Big, Bold and Beautiful!

Sometimes it’s just to hard..

I always try to do my best and stay positive about who I am. Some days it’s just to hard. Some days I feel like I am lying to myself about feeling ok with my weight, while other days, I do feel great.

I think it’s the yo-yo emotions that are so hard. They are as bad as the yo-yo diets I have tried over the years…up one day down the next, up and down etc! Such a pain in the rear!

This week has been a bit harder than usual. I made myself dress up a bit today in hopes it would make me feel better, needless to say it didn’t.

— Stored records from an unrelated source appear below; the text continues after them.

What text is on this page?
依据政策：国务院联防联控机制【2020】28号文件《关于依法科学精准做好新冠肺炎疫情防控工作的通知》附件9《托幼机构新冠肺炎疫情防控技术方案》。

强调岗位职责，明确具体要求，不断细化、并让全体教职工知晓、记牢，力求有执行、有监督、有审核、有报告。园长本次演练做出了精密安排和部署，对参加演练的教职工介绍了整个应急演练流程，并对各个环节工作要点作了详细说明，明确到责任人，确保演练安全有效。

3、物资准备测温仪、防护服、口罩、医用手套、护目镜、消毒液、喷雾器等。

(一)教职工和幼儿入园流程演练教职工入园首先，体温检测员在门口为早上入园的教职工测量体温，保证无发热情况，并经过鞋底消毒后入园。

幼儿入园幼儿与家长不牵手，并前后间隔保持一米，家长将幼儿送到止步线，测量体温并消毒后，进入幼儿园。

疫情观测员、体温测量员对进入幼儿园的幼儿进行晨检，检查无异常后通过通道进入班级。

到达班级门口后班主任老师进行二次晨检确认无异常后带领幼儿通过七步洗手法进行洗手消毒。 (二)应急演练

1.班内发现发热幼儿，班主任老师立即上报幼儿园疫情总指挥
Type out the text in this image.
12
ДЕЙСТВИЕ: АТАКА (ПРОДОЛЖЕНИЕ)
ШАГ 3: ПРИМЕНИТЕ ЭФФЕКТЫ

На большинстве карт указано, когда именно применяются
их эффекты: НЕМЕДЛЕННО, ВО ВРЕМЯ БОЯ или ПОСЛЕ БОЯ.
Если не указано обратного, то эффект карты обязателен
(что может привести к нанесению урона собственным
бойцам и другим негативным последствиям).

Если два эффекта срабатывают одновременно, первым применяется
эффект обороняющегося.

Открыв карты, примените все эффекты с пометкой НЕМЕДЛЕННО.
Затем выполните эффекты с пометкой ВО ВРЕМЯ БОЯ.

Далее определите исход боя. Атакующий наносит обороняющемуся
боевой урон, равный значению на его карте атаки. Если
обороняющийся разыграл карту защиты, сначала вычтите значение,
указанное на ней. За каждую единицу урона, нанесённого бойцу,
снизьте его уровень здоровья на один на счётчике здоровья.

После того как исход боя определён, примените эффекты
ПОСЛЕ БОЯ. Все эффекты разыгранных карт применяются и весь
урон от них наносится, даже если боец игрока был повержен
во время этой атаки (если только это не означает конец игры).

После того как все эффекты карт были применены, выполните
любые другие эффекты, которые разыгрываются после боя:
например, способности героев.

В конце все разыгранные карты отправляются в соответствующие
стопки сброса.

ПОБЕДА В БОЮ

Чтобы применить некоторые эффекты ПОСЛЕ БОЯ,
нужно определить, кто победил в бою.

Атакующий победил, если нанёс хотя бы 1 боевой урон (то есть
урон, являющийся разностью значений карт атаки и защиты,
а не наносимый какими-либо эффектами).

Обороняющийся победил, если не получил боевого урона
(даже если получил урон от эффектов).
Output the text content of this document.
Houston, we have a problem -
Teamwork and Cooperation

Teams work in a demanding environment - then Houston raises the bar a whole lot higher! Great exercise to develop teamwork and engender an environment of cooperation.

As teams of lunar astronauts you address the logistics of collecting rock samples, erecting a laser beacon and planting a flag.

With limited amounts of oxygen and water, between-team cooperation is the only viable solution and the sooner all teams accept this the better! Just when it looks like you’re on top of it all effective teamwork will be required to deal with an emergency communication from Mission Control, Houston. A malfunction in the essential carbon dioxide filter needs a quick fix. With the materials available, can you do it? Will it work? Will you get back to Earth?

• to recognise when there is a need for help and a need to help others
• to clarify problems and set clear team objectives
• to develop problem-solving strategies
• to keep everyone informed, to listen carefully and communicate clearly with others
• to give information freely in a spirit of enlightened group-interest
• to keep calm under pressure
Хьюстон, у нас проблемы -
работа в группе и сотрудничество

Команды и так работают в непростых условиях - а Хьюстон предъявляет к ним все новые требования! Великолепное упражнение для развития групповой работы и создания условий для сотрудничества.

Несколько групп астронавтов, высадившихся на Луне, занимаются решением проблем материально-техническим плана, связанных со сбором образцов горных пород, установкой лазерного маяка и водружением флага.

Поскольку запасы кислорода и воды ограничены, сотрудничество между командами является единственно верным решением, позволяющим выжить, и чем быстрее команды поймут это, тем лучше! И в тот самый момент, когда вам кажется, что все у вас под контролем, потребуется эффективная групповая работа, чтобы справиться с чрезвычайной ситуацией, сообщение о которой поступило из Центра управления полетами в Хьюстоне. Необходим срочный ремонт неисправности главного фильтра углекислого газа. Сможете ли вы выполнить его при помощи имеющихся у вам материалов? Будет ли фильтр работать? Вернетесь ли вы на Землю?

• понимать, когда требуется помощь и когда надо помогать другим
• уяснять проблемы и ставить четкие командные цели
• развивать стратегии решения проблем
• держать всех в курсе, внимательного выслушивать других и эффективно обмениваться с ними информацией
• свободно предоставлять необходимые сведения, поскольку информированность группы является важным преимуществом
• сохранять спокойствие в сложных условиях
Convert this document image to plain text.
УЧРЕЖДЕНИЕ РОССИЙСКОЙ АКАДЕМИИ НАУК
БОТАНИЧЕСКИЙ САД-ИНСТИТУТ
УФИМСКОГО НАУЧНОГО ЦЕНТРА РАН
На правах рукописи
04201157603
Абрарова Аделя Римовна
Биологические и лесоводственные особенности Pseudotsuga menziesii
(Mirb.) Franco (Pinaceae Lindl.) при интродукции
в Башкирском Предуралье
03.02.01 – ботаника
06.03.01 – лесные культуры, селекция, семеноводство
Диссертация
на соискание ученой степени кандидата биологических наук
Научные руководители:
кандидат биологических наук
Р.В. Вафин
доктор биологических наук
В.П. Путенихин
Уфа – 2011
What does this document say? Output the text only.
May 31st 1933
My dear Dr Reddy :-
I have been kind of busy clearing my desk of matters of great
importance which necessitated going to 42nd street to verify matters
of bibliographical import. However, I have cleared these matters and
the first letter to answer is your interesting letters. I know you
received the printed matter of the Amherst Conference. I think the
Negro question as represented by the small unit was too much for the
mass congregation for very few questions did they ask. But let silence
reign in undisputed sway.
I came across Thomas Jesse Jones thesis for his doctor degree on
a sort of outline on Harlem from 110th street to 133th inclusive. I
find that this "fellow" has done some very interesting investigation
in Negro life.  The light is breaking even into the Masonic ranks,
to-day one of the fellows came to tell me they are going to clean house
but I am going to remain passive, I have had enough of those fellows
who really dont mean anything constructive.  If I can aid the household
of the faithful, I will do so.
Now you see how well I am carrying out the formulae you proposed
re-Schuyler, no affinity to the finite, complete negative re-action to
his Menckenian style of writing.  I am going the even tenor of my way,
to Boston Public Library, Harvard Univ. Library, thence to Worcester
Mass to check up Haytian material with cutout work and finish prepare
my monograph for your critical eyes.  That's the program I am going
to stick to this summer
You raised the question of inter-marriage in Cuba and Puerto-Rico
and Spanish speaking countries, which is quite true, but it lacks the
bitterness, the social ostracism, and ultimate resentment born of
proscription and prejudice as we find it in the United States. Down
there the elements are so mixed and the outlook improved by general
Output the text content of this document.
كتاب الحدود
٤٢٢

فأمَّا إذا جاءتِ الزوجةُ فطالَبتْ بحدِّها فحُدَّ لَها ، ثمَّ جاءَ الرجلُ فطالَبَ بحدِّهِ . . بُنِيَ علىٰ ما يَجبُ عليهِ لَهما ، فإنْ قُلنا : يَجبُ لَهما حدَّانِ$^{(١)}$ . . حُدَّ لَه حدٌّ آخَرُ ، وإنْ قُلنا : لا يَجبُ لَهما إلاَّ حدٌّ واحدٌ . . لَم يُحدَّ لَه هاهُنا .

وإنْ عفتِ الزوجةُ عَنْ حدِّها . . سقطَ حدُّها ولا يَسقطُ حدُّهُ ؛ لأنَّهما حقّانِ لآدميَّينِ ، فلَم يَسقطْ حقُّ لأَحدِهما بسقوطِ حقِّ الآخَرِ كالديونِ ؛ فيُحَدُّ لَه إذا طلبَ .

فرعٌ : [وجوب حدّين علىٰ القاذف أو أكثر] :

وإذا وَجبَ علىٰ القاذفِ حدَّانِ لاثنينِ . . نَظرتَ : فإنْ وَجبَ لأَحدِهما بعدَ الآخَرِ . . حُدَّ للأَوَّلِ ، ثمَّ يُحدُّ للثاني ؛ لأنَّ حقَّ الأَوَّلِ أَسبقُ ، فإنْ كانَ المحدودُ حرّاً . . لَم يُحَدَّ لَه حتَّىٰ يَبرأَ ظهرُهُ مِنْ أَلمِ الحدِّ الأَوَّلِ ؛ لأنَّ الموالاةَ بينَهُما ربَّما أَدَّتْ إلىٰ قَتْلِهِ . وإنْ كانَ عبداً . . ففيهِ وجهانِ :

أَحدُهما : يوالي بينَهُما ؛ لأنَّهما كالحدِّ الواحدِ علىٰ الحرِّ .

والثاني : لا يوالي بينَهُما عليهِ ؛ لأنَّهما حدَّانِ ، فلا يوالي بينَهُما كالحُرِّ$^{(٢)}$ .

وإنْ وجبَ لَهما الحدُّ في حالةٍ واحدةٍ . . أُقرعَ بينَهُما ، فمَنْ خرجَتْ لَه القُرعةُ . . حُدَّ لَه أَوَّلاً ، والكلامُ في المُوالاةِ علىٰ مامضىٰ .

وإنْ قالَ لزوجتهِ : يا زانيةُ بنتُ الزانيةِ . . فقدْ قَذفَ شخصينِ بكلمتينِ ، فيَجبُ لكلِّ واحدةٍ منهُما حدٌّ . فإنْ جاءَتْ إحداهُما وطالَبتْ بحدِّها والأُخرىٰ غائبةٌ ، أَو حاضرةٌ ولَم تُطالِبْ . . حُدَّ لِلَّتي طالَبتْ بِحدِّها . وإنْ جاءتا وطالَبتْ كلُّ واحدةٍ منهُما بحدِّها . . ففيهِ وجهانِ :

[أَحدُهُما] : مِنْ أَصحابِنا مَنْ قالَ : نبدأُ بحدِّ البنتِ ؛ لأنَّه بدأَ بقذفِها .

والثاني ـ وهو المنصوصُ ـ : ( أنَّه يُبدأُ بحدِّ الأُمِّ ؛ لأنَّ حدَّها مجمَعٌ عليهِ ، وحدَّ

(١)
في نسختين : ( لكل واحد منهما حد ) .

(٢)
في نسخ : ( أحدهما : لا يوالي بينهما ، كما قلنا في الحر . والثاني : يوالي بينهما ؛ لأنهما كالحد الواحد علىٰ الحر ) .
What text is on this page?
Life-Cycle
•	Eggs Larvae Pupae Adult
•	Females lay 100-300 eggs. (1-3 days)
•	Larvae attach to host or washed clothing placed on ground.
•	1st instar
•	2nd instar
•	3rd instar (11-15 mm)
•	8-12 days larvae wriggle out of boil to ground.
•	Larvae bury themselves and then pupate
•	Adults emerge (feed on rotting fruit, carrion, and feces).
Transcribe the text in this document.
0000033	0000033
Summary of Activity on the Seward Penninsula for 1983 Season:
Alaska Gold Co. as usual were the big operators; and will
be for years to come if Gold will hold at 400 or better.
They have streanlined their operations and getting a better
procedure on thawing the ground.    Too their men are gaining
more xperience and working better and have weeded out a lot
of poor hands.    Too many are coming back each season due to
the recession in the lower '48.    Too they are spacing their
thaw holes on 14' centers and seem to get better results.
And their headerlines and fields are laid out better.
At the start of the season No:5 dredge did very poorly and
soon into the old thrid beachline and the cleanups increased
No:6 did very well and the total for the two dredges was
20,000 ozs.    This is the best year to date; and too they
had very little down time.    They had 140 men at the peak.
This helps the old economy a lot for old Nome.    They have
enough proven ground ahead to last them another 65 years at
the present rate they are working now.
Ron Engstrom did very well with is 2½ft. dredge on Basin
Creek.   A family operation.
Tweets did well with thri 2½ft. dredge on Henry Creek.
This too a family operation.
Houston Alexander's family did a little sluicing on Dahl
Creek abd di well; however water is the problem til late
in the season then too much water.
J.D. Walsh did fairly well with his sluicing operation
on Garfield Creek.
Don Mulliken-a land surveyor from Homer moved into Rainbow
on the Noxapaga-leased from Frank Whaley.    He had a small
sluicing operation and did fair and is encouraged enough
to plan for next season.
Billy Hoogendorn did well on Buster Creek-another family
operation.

I think a lot of the problem is while we were away this past weekend at a resort in Tennessee, we had a jacuzzi in our room that was surrounded by mirrors. Depending on how you looked into it, it reflected like there were 50 of you standing there…can you imagine standing in front of a mirror, that is showing you 50 times over! Talk about depressing..

Then while we were out, I had my husband take a picture of me and my daughter and I looked horrible! I had to fight back the tears.

I don’t like feeling that way. I don’t like being embarrassed or ashamed to take a picture. But some days it’s so hard to not let those thoughts creep in. It’s so hard to fight out the voice of envy.

I am determined to stay positive…tomorrow will be better!